The Chicago Bears went on to allow a league high and franchise worst 56 sacks in 2010.
They also won the NFC North and made it to the NFC title game, so Martz was obviously coming back for another season. The hope was with a second year in the offense, the pass protection would improve.
Before the 2011 season started, Kev floated the idea to me about charting the sacks the Bears allowed to see if there would be an improvement in the pass protection. I liked the idea, but I immediately regretted it as the Bears allowed five sack in week one. The Martzfence actually did improve a bit over the previous year, but 49 sacks is still way too many.
Kev isn't the only WCG'er to have a hand in the Sackwatch, because I owe my fantastic logo to our graphics guru David Taylor.

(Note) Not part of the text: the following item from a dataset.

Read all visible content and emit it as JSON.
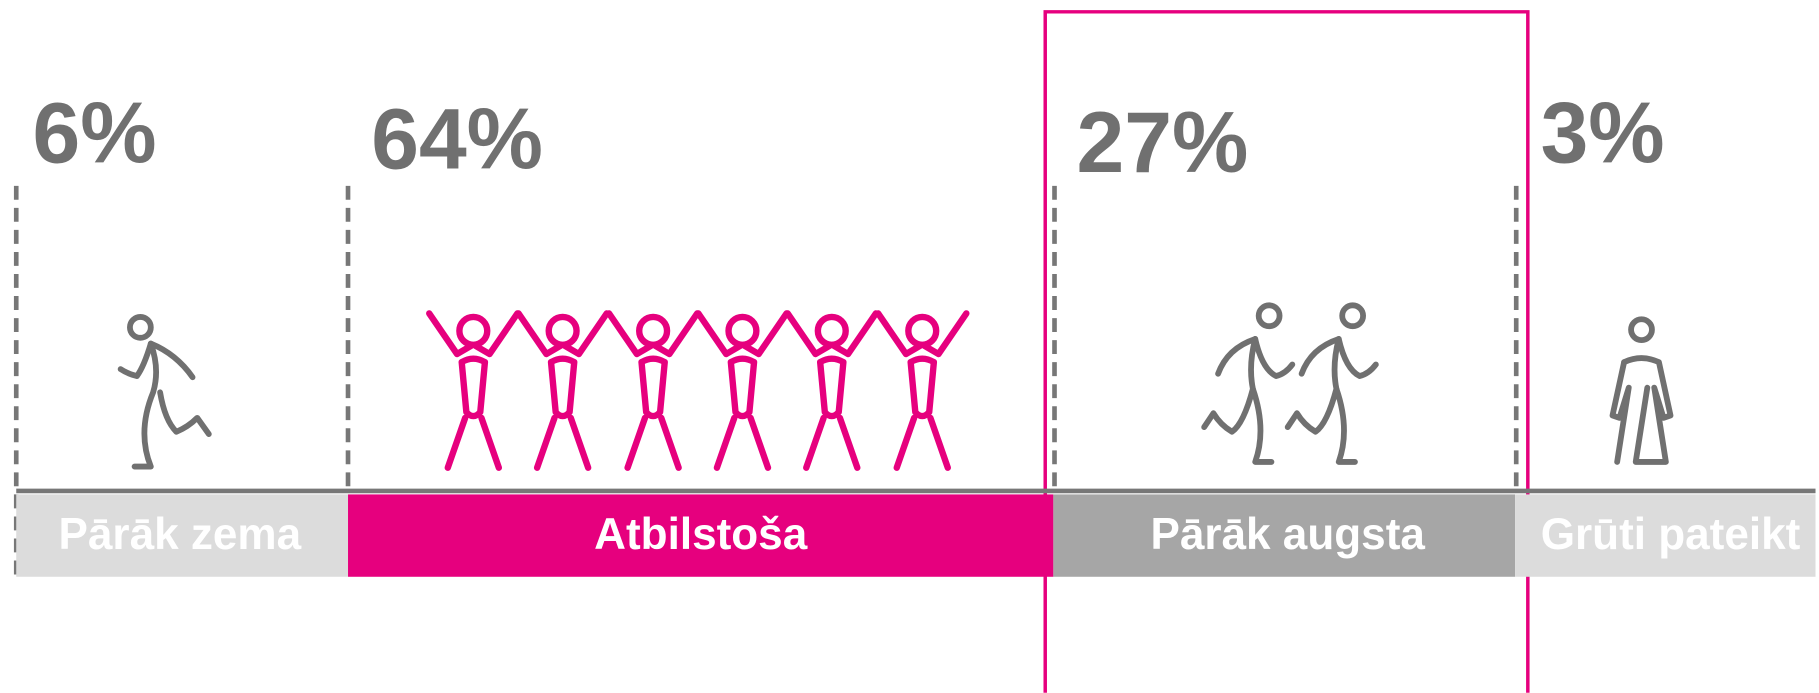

So now that the history lesson is out of the way, let's get down to the nitty gritty.
The Bears allowed two sacks to the Buffalo Bills, but I thought the pass pro was solid. Jay Cutler dropped back to pass 51 times and he put up 349 yards. Even with a couple of back up offensive linemen forced into action and one of his starting wide outs held out a big chunk of the game, Cutler was usually getting the ball out on time. Earlier this week head coach Marc Trestman blamed both sacks on the Bills' coverage, which I can see, but I'm still going to lay blame on each.
Sack 1 - First Quarter 4:30 Mario Williams
The Bears came out in an empty set on 3rd and 10 and the Bills only rushed four. There's not a lot to break down on this play as right tackle Jordan Mills is manhandled by Buffalo defensive end Mario Williams. You can see Cutler take the shotgun snap, drop and set, but he had no where to go with the ball.

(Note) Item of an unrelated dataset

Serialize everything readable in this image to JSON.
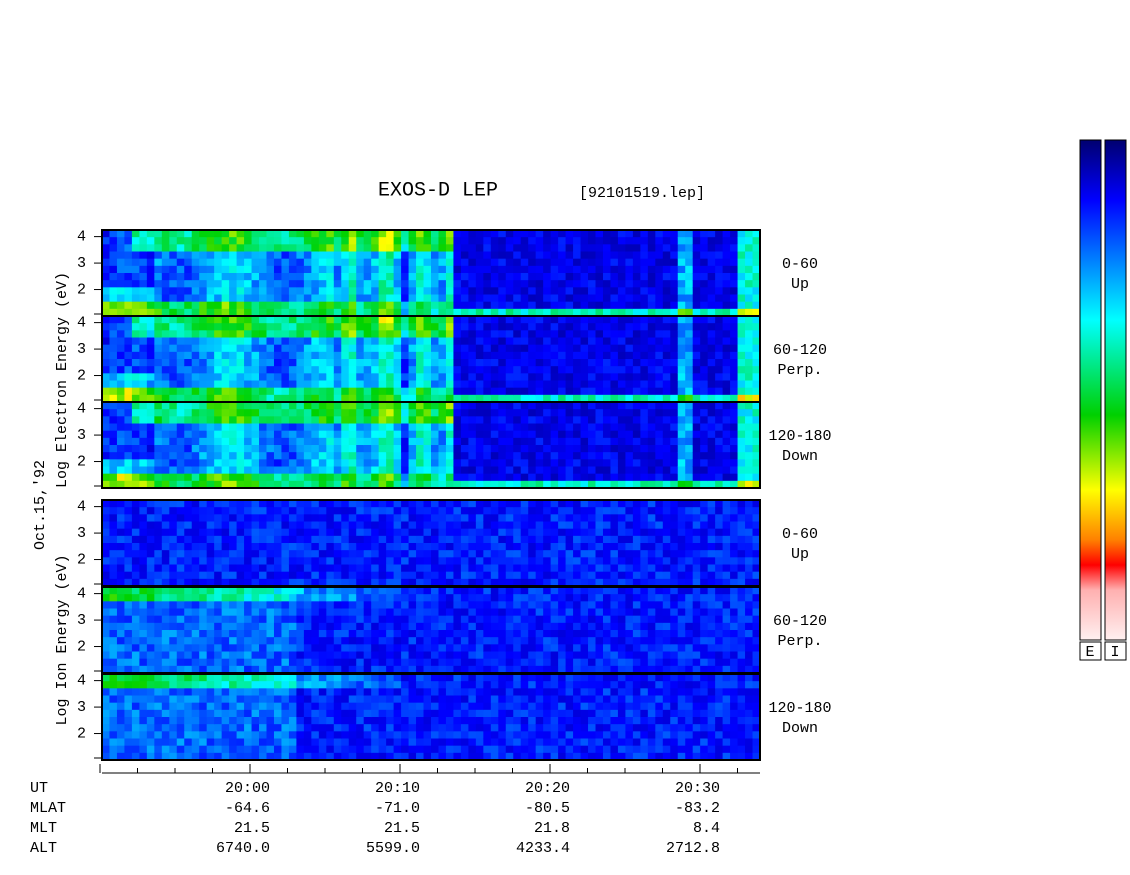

Williams makes a very Reggie White-like move on Mills. He rushes to Mills' outside shoulder, then just throws him toward his own momentum. Mills quickly got his hands on Williams; he didn't seem to be too high or to overextend, he just got beat.
Mills wasn't the only Bear to get overpowered on this play however. Take a peek at left guard Matt Slauson. He allows Bills' defensive tackle Kyle Williams to get under his pads and bullrush him straight back
Sack 2 - Second quarter 3:20 - Brandon Spikes
Spikes picked up just the second sack of his career on Sunday as the Bills deployed him off Chicago's right side. The Bills were showing a four man rush, but they snuck a defensive back up late and the Bears picked it up. I didn't like how the Bears blocked this play because, to me, their right side should have fanned out with Mills taking Spikes and right guard Kyle Long taking the guy to his right.
As for the sack, it was just a power move by Spikes. He collides with Chicago's Dante Rosario and his uppercut forearm knocks Rosario upright. Once he has the leverage on the Bears tight end, he just drives him straight back. I do see how this sack was a result of good coverage, but Rosario was beaten so easily I'd give him the sack allowed.
Matt Forte, who had his pass blocking questioned last year, does a good job stonewalling the blitzing DB.
Here's how the Sackwatch has looked after one week going back to 2010.
Sackwatch After Week 1:
2010 Sacks - 4 (Martzfense)
2011 Sacks - 5 (Martzfense)
2012 Sacks - 2 (Mike Tice)
2013 Sacks - 0 (WCO)*
2014 Sacks - 2 (TCO)**
What were your thoughts on the two sacks allowed and on the pass protection as a whole on Sunday?
* Last year we were still refering to Marc Trestman's offense as the West Coast Offense
** But not any more... Trest Coast Offense is so a thing!